Northern Sky Research

Capping One’s Opex-tations

Oct 26th, 2016 by Blaine Curcio   More from this Analyst | Profile

The balancing act currently being undertaken by satellite operators and other industry players involves launching more capacity, entering new markets, migrating customers to different frequency bands, and in some instances doing all this while managing a pile of debt. While NSR has discussed previously the evolution of CAPEX and OPEX in this new market dynamic, our Satellite Operator Financial Analysis, 6th Edition covers this discussion in more depth.

The first major takeaway from this discussion is a trend apparent for some time now—GEO-HTS is, from a raw CAPEX per Mbps perspective, quite a bit cheaper than GEO-FSS. With CAPEX increasing by a factor of <2, operators have seen throughput increase by up to, or exceeding, 10 times. As the chart below shows, even using fairly conservative figures for capacity, GEO-HTS sees its CAPEX cost per Mbps falling by over 70% compared to GEO-FSS. While the capacity is sometimes not a “one-for-one” conversion—that is, the spot-beam nature of GEO-HTS Ka-band capacity, for instance, makes it more difficult to achieve a very high fill rate—it is nonetheless clear that there are, from a CAPEX perspective, some significant advantages in launching GEO-HTS as compared to GEO-FSS capacity, with satellites of many times the size being launched for 1-2 times the cost. However, when taking into account metrics such as EBITDA, the situation becomes somewhat murkier.

          

EBITDA in GEO-HTS: The Thaicom Example

The EBITDA environment for GEO-HTS is somewhat more difficult to quantify, given the lack of data, the lack of GEO-HTS systems that have truly become “established”, and the fact that EBITDA is oftentimes harder to pinpoint/assign to a particular function than CAPEX. With that being said, there does exist some data that, when coupled with assumptions, can provide insights as to the EBITDA per Mbps equation in GEO-HTS as compared to GEO-FSS. Having launched IPSTAR in 2005, Thaicom is in possession of what many would consider an “advanced” GEO-HTS business model, in the sense that it has now had a decade to become established and build a customer base. Likewise, Thaicom does publically report figures such as top-line satellite revenues/EBITDA, IPSTAR revenues, and conventional satellite revenues. When taking the above data and making assumptions for EBITDA margin for Thaicom’s raw satellite leasing arm (conventional satellite), we can make assumptions for EBITDA, and subsequent EBITDA contribution per Mbps leased for both GEO-HTS and GEO-FSS satellite capacity.

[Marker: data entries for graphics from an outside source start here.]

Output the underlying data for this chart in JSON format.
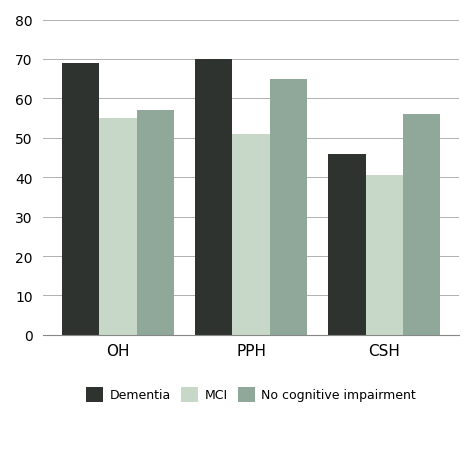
{
  "categories": [
    "OH",
    "PPH",
    "CSH"
  ],
  "series": {
    "Dementia": [
      69,
      70,
      46
    ],
    "MCI": [
      55,
      51,
      40.5
    ],
    "No cognitive impairment": [
      57,
      65,
      56
    ]
  },
  "bar_colors": {
    "Dementia": "#2e3330",
    "MCI": "#c8d8c8",
    "No cognitive impairment": "#8fa89a"
  },
  "ylim": [
    0,
    80
  ],
  "yticks": [
    0,
    10,
    20,
    30,
    40,
    50,
    60,
    70,
    80
  ],
  "background_color": "#ffffff",
  "grid_color": "#b0b0b0",
  "bar_width": 0.28,
  "legend_ncol": 3
}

*NSR Estimate                                                                                                                                   Source NSR

When looking at the numbers in this way, we see that the average leased Mbps of traditional FSS capacity in 2015 contributed around $21,600 in EBITDA over the course of a year. Conversely, when looking at capacity leased on IPSTAR, NSR sees an EBITDA per Mbps of around $2,200 for 2015, a figure that was down somewhat from 2014 due to Thaicom having increased IPSTAR capacity leased during that time by ~20%. When looking at these two figures, one might be surprised at the stark differences—i.e. FSS being higher by a factor of 10—but it is important to consider that this includes Thaicom’s video contracts (which would be generally witness a higher per Mbps/MHz price), and that in general, applications on GEO-HTS will tend to see higher bits per hertz conversion ratios, which means that in per MHz terms, the difference is somewhat less.

What other meaning can we take from these EBITDA figures? First, as NSR has noted before, it is clear that selling data services in the Gbps will not be a 75% EBITDA margin business. While operators have for some time been able to sell capacity at a very high EBITDA margin due in part to CAPEX/D&A being such a large percentage of the overall cost structure, this is changing very quickly. One need only look at Thaicom’s reported EBITDA margin above, which dipped as low as 33.4% in 2010, to understand how OPEX-intensive the efforts can be to set up a distribution network for a newly launched GEO-HTS.

 

Bottom Line

The age of GEO-HTS will certainly cause significant disruptions to the way that satellite operator business models function. With more capacity being launched in ways that prove more cumbersome to optimize, operators will need to expect to see a spike in OPEX coming at a time when CAPEX relief from GEO-HTS is forcing a rebalance of spend. As we have seen with programs such as IPSTAR, when an operator pivots to put one foot into the telco industry, they can expect significant upfront OPEX just as a “buy-in”, another challenge to add to the myriad variables to be taken into account when entering the brave new world of HTS.